Una construcción social es una forma de percibir y valorar la realidad que se conforma colectivamente y que condiciona e influencia los modos de percebir y valorar individuales y subjetivos. También se denomina construcción social a la realidad colectiva formada al final de dicho proceso. La herramienta fundamental para desarrollar una construcción social de la realidad es el lenguaje; por ejemplo, para saber que cuando decimos "mesa" nos referimos a una mesa en la realidad, debemos ponernos de acuerdo en que "eso" es una mesa.
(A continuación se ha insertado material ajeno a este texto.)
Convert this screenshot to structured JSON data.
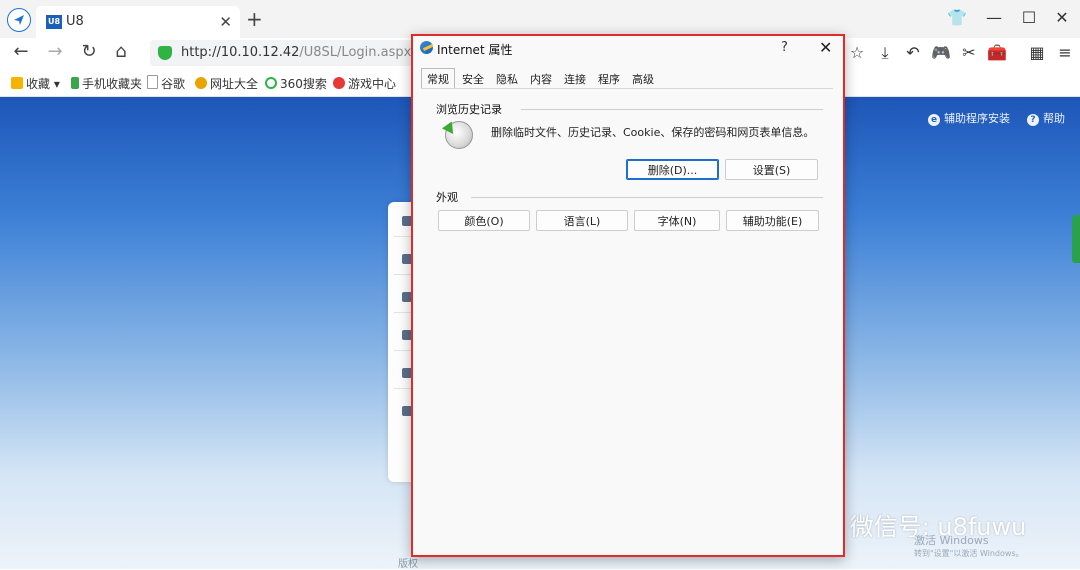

Pero la mismo tiempo, en conceptos más complejos, especialmente en los relacionados con la cultura o la ideología, también se utilizan la legitimización y la institucionalización, frecuentemente a través del poder.
Cuando se dice que "algo" es una construcción social, se suele utilizar de forma peyorativa, en el sentido de rechazar que ese algo tenga una existencia verdadera o real; por ejemplo, se afirma desde el feminismo que el género es una construcción social y también desde aquellos que reivindican la homosexualidad se argumenta que la heterosexualidad es una orientación sexual construida socialmente. Sin embargo, una construcción social es totalmente verdadera y real; de hecho, toda la realidad se construye socialmente, todo es una construcción social.
La escuela sociológica que desarrolla el concepto de construcción social es el construccionismo social.